By 1911, women in the United States had, on average, only 3.4 births each. How this was accomplished in the absence of widespread availability of birth control is not entirely clear, but condoms were available, as were “traditional” methods – withdrawal and periodic abstinence. The diaphragm, the first manufactured contraceptive method for women, was not widely known or available at that time because the federal Comstock Laws of 1873 made it illegal to send any “obscene, lewd, and/or lascivious” materials through the mail, including contraceptive devices and information. The Comstock Laws as they affected the sale and distribution of contraception were not overturned until 1936. By 1940, a third of all U.S. women used a diaphragm for contraception. Today, 79 percent of American women use a method of contraception, compared with only 23 percent of women in sub-Saharan Africa. Few women on either continent rely on a diaphragm, despite its demonstrated safety and efficacy, even in low resource settings.


It's worth noting that the position of women and the state of the demographic transition in the United States--and other relatively advanced societies--had come substantially from the dire demographics of the pre-modern era I'd written about earlier. In Michael Haines' essay EH.net "Fertility and Mortality in the United States", the extent of change from the 18th century was substantial.

The high fertility of American women attracted comment from late eighteenth-century observers, including Benjamin Franklin and Thomas Malthus. Mortality rates were probably moderate, with crude death rates ranging from about twenty per one thousand people per annum to over forty. We know a good deal about mortality rates in New England, somewhat less about the Middle Colonies, and least about the South. But apparently mortality was lower from Pennsylvania and New Jersey northward, and higher in the South. Life expectancy at birth ranged from the late twenties to almost forty.

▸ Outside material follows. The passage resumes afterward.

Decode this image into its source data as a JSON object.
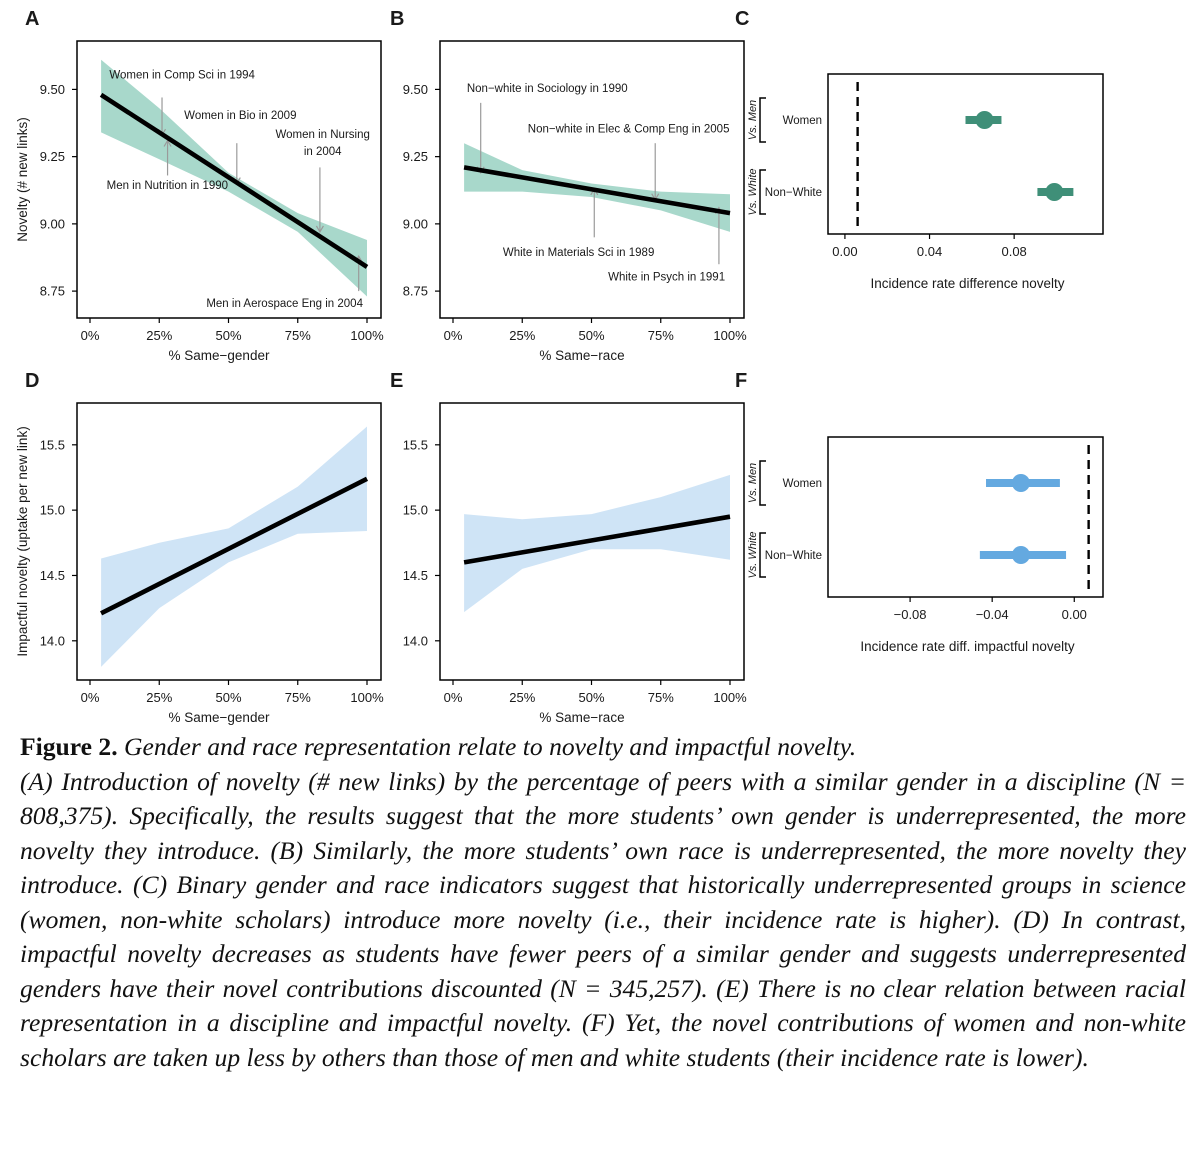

[. . . There was a] sustained decline in white birthrates from at least 1800 and of black fertility from at least 1850. Family sizes were large early in the nineteenth century, being approximately seven children per woman at the beginning of the century and between seven and eight for the largely rural slave population at mid-century. The table also reveals that mortality did not begin to decline until about the 1870s or so. Prior to that, death rates fluctuated, being affected by periodic epidemics and changes in the disease environment. There is some evidence of rising death rates during the 1830s and 1840s. The table also shows that American blacks had both higher fertility and higher mortality relative to the white population, although both groups experienced fertility and mortality transitions. For example, both participated in the rise in birthrates after World War II known as the baby boom, as well as the subsequent resumption of birthrate declines in the 1960s.

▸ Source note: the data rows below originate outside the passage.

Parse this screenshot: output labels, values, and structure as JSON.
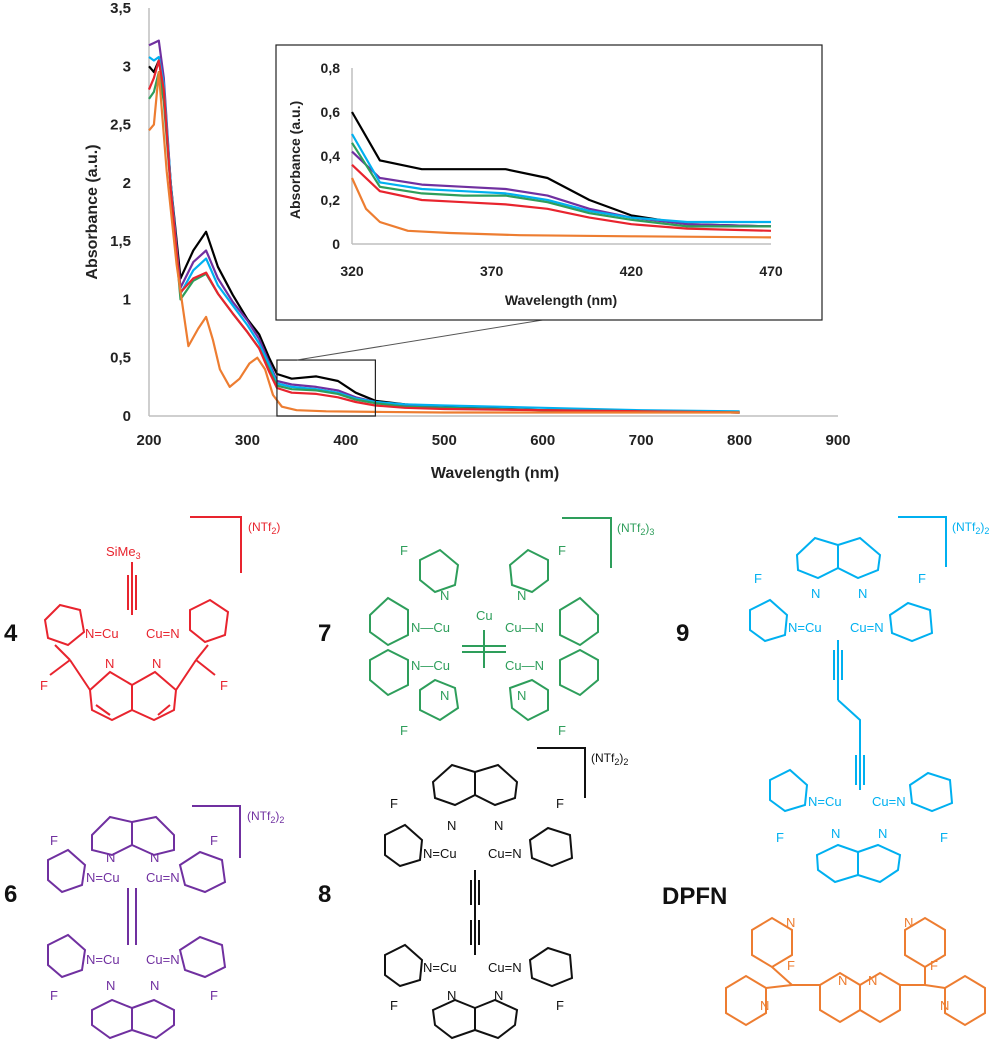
{
  "chart_data": [
    {
      "type": "line",
      "title": "",
      "xlabel": "Wavelength (nm)",
      "ylabel": "Absorbance (a.u.)",
      "xlim": [
        200,
        900
      ],
      "ylim": [
        0,
        3.5
      ],
      "x_ticks": [
        "200",
        "300",
        "400",
        "500",
        "600",
        "700",
        "800",
        "900"
      ],
      "y_ticks": [
        "0",
        "0,5",
        "1",
        "1,5",
        "2",
        "2,5",
        "3",
        "3,5"
      ],
      "grid": false,
      "zoom_box": {
        "x": [
          330,
          430
        ],
        "y": [
          0,
          0.48
        ]
      },
      "series": [
        {
          "color": "#000000",
          "x": [
            200,
            205,
            210,
            215,
            222,
            232,
            245,
            258,
            270,
            285,
            300,
            312,
            322,
            330,
            345,
            370,
            392,
            410,
            430,
            460,
            500,
            600,
            700,
            800
          ],
          "y": [
            3.0,
            2.95,
            3.05,
            2.8,
            2.0,
            1.18,
            1.42,
            1.58,
            1.28,
            1.04,
            0.83,
            0.7,
            0.5,
            0.36,
            0.32,
            0.34,
            0.3,
            0.2,
            0.13,
            0.1,
            0.08,
            0.05,
            0.04,
            0.03
          ]
        },
        {
          "color": "#7030A0",
          "x": [
            200,
            205,
            210,
            215,
            222,
            232,
            245,
            258,
            270,
            285,
            300,
            312,
            322,
            330,
            345,
            370,
            392,
            410,
            430,
            460,
            500,
            600,
            700,
            800
          ],
          "y": [
            3.18,
            3.2,
            3.22,
            2.9,
            2.0,
            1.1,
            1.32,
            1.42,
            1.18,
            0.98,
            0.82,
            0.66,
            0.46,
            0.3,
            0.27,
            0.25,
            0.22,
            0.16,
            0.12,
            0.09,
            0.07,
            0.05,
            0.04,
            0.03
          ]
        },
        {
          "color": "#00B0F0",
          "x": [
            200,
            205,
            210,
            215,
            222,
            232,
            245,
            258,
            270,
            285,
            300,
            312,
            322,
            330,
            345,
            370,
            392,
            410,
            430,
            460,
            500,
            600,
            700,
            800
          ],
          "y": [
            3.08,
            3.05,
            3.08,
            2.85,
            2.0,
            1.05,
            1.25,
            1.35,
            1.12,
            0.95,
            0.78,
            0.62,
            0.44,
            0.28,
            0.25,
            0.23,
            0.2,
            0.15,
            0.12,
            0.1,
            0.09,
            0.07,
            0.05,
            0.04
          ]
        },
        {
          "color": "#2E9E5B",
          "x": [
            200,
            205,
            210,
            215,
            222,
            232,
            245,
            258,
            270,
            285,
            300,
            312,
            322,
            330,
            345,
            370,
            392,
            410,
            430,
            460,
            500,
            600,
            700,
            800
          ],
          "y": [
            2.72,
            2.78,
            2.95,
            2.7,
            1.95,
            1.0,
            1.16,
            1.22,
            1.05,
            0.88,
            0.72,
            0.58,
            0.4,
            0.26,
            0.23,
            0.22,
            0.19,
            0.14,
            0.11,
            0.08,
            0.07,
            0.05,
            0.04,
            0.03
          ]
        },
        {
          "color": "#E8242E",
          "x": [
            200,
            205,
            210,
            215,
            222,
            232,
            245,
            258,
            270,
            285,
            300,
            312,
            322,
            330,
            345,
            370,
            392,
            410,
            430,
            460,
            500,
            600,
            700,
            800
          ],
          "y": [
            2.8,
            2.9,
            3.05,
            2.8,
            1.95,
            1.06,
            1.18,
            1.23,
            1.05,
            0.88,
            0.72,
            0.58,
            0.38,
            0.24,
            0.2,
            0.19,
            0.16,
            0.12,
            0.09,
            0.07,
            0.06,
            0.05,
            0.04,
            0.03
          ]
        },
        {
          "color": "#ED7D31",
          "x": [
            200,
            205,
            210,
            218,
            228,
            240,
            250,
            258,
            265,
            272,
            282,
            292,
            302,
            310,
            318,
            326,
            335,
            350,
            380,
            430,
            500,
            600,
            700,
            800
          ],
          "y": [
            2.45,
            2.5,
            2.95,
            2.1,
            1.3,
            0.6,
            0.75,
            0.85,
            0.65,
            0.4,
            0.25,
            0.32,
            0.45,
            0.5,
            0.4,
            0.18,
            0.08,
            0.05,
            0.04,
            0.035,
            0.03,
            0.03,
            0.03,
            0.03
          ]
        }
      ]
    },
    {
      "type": "line",
      "title": "",
      "xlabel": "Wavelength (nm)",
      "ylabel": "Absorbance (a.u.)",
      "xlim": [
        320,
        470
      ],
      "ylim": [
        0,
        0.8
      ],
      "x_ticks": [
        "320",
        "370",
        "420",
        "470"
      ],
      "y_ticks": [
        "0",
        "0,2",
        "0,4",
        "0,6",
        "0,8"
      ],
      "grid": false,
      "series": [
        {
          "color": "#000000",
          "x": [
            320,
            330,
            345,
            360,
            375,
            390,
            405,
            420,
            440,
            470
          ],
          "y": [
            0.6,
            0.38,
            0.34,
            0.34,
            0.34,
            0.3,
            0.2,
            0.13,
            0.09,
            0.08
          ]
        },
        {
          "color": "#7030A0",
          "x": [
            320,
            330,
            345,
            360,
            375,
            390,
            405,
            420,
            440,
            470
          ],
          "y": [
            0.42,
            0.3,
            0.27,
            0.26,
            0.25,
            0.22,
            0.16,
            0.12,
            0.09,
            0.08
          ]
        },
        {
          "color": "#00B0F0",
          "x": [
            320,
            330,
            345,
            360,
            375,
            390,
            405,
            420,
            440,
            470
          ],
          "y": [
            0.5,
            0.28,
            0.25,
            0.24,
            0.23,
            0.2,
            0.15,
            0.12,
            0.1,
            0.1
          ]
        },
        {
          "color": "#2E9E5B",
          "x": [
            320,
            330,
            345,
            360,
            375,
            390,
            405,
            420,
            440,
            470
          ],
          "y": [
            0.46,
            0.26,
            0.23,
            0.22,
            0.22,
            0.19,
            0.14,
            0.11,
            0.08,
            0.08
          ]
        },
        {
          "color": "#E8242E",
          "x": [
            320,
            330,
            345,
            360,
            375,
            390,
            405,
            420,
            440,
            470
          ],
          "y": [
            0.36,
            0.24,
            0.2,
            0.19,
            0.18,
            0.16,
            0.12,
            0.09,
            0.07,
            0.06
          ]
        },
        {
          "color": "#ED7D31",
          "x": [
            320,
            325,
            330,
            340,
            355,
            380,
            420,
            470
          ],
          "y": [
            0.3,
            0.16,
            0.1,
            0.06,
            0.05,
            0.04,
            0.035,
            0.03
          ]
        }
      ]
    }
  ],
  "compounds": {
    "c4": {
      "number": "4",
      "color": "#E8242E",
      "counterion": "(NTf",
      "counterion_sub": "2",
      "counterion_close": ")",
      "ligand": "SiMe",
      "ligand_sub": "3"
    },
    "c6": {
      "number": "6",
      "color": "#7030A0",
      "counterion": "(NTf",
      "counterion_sub": "2",
      "counterion_close": ")",
      "counterion_sub2": "2"
    },
    "c7": {
      "number": "7",
      "color": "#2E9E5B",
      "counterion": "(NTf",
      "counterion_sub": "2",
      "counterion_close": ")",
      "counterion_sub2": "3"
    },
    "c8": {
      "number": "8",
      "color": "#000000",
      "counterion": "(NTf",
      "counterion_sub": "2",
      "counterion_close": ")",
      "counterion_sub2": "2"
    },
    "c9": {
      "number": "9",
      "color": "#00B0F0",
      "counterion": "(NTf",
      "counterion_sub": "2",
      "counterion_close": ")",
      "counterion_sub2": "2"
    },
    "dpfn": {
      "label": "DPFN",
      "color": "#ED7D31"
    }
  },
  "atoms": {
    "cu": "Cu",
    "n": "N",
    "f": "F"
  }
}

Conventional explanations for the fertility transition have involved the rising cost of children because of urbanization, the growth of incomes and nonagricultural employment, the increased value of education, rising female employment, child labor laws and compulsory education, and declining infant and child mortality. Changing attitudes toward large families and contraception, as well as better contraceptive techniques, have also been cited. Recent literature suggests that women were largely responsible for much of the birthrate decline in the nineteenth century -- part of a movement for greater control over their lives. The structural explanations fit the American experience since the late nineteenth century, but they are less appropriate for the fertility decline in rural areas prior to about 1870. The increased scarcity and higher cost of good agricultural land has been proposed as a prime factor, although this is controversial. The standard explanations do not adequately explain the post-World War II baby boom and subsequent baby bust. More complex theories, including the interaction of the size of generations with their income prospects, preferences for children versus material goods, and expectations about family size, have been proposed.


What will be next insofar as women and changing demographics are concerned? An emphasis on expanding the choices available to women is going to be key. Going back to the past isn't an option.